The primary reason I started this blog was that I occasionally spend non-trivial amounts of time contributing to mailing lists discussions. Some of those emails approach short articles and I got fustrated having them disappear into list-archives, sometimes never to be seen again (even when I've gone looking for them).
Not surprisingly my recent blog entry, and associated post to the kowari mailing lists has led to a need to respond with a more carefully reasoned, and less emotional defense than yesterdays rant.
First it has been pointed out that I used the term Abstract Syntax Tree when it would be more correct to refer to the output of sablecc as a Concrete Syntax Tree. I acknowledge this, although I have always found the distinction vague. It always seems to rely on the semantics of the grammar not the syntax. The closest I've come to definition that doesn't make reference to semantics is: "An AST is a CST missing some bits"; which of course implies CST is a subtype of AST forall values of some == none.
However as this post is not dealing specifically with sablecc, but rather with parser generators in general, and with their interaction with the visitor pattern in particular, I will continue to use the more general term AST as it is more appropriate given the existence of tools such as javacc that permit the definition of an AST directly within the grammar file.
I was pointed at http://nat.truemesh.com/archives/000531.html for a discussion of new features in sablecc to make the use of the visitor pattern more palateable. Indeed these features are going to be useful, however they only demonstrate my point.
Defining the abstract syntax tree and writing transformations from to concrete to abstract tree is quite an effort, and then you have to write your own visitor classes to process that tree.Exactly the same argument applies if what you are wanting is 3-address code, or a rmi-enabled Query object (which is want Kowari is generating). What the author of sablecc is slowly learning is that the authors of cups, yacc, and antlr whose products he dismissed so casually in his thesis actually did know what they were doing.
Ultimately the Lex -> Parse -> Semantic Analysis stage of a compiler is not suited to an OO based design, and no attempt to shoehorn this into an OO framework is going to be as effective as recognising this and working with the grain of the problem. You can see this clearly illustrated if you look at the actual Parser.java file generated by sablecc. It is not object oriented in the slightest, rather it is a massive automaton (itql has 205 states), with each state associated with a small fragment of functional code. This accurately reflects the nature of the problem. That the the user is then presented an interface that ignores this underlying reality in favour of ideological purity is unfortunate.
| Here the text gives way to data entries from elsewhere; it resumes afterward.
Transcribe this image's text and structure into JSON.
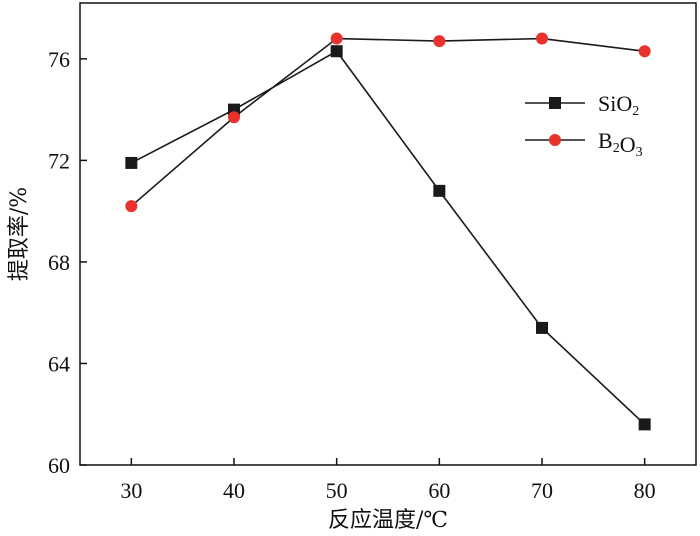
{
  "chart_data": {
    "type": "line",
    "x": [
      30,
      40,
      50,
      60,
      70,
      80
    ],
    "series": [
      {
        "name": "SiO2",
        "marker": "square",
        "color": "#1a1a1a",
        "markerColor": "#1a1a1a",
        "values": [
          71.9,
          74.0,
          76.3,
          70.8,
          65.4,
          61.6
        ]
      },
      {
        "name": "B2O3",
        "marker": "circle",
        "color": "#1a1a1a",
        "markerColor": "#e8322b",
        "values": [
          70.2,
          73.7,
          76.8,
          76.7,
          76.8,
          76.3
        ]
      }
    ],
    "xlabel": "反应温度/℃",
    "ylabel": "提取率/%",
    "xlim": [
      25,
      85
    ],
    "ylim": [
      60,
      78.2
    ],
    "xticks": [
      30,
      40,
      50,
      60,
      70,
      80
    ],
    "yticks": [
      60,
      64,
      68,
      72,
      76
    ],
    "grid": false,
    "legend_position": "top-right"
  }
}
The only justification given is that it allows the semantic analysis to be seperated from the grammar defintion. But then the seperation of the first stage SA from grammar is undesirable, so this is a moot point. A stage-1 SA must follow the exact shape of the productions in the grammar. As structure is very awkward to keep synchronised, DRY dictates that this structure should be defined in exactly one place. Moreover the as the parser is completely defined by the structure, don't think of the 'grammar' file as the parser's grammar; think of it as the stage-1 SA definition. The parser just happens to be generated directly from a simple structural analysis of the SA definition. I have written numerous parsers, they cease being difficult when you stop trying to think of them in imperative terms, but consider them as declarative definitions of symbolic tree transformations. Anyone having trouble with this concept should reread sections 5.1-5.4 of Aho/Sethi/Ullman (Dragon Book).
Parsing is easy. Semantics is not. The visitor pattern results in a very clean elegant interface to the parser, and makes the parser writers life easy. However it wasn't a fundamentally hard life to begin with, and the decision results in scattering the semantic analysis code as 1-3 line fragments across dozens of files (unless you do what kowari does and breaks encapsulation). To the extent you follow the pattern, you need a visitor for each unique synthesised attribute. What is generally a one line annotation on an EBNF grammar becomes an entire class. If you allow apply() to return a synthesised attribute, you can normally reduce the number of classes by combining visitors. Be aware though that having used this approach myself the price is in maintainability and flexibility as you have to be very careful you avoid undesired interactions between the combined visitors.
Parsing is only occasionally hard; Semantic Analysis is only occasionally easy. We should not be trying to find ways of making parsing easier just because it is easy; rather we should be trying to find ways to make semantic analysis easier precisely because it is hard. We are dealing with a functional problem and trying to find an object-oriented imperative solution is working against the grain, and it leaves me wondering, "Why you would bother?".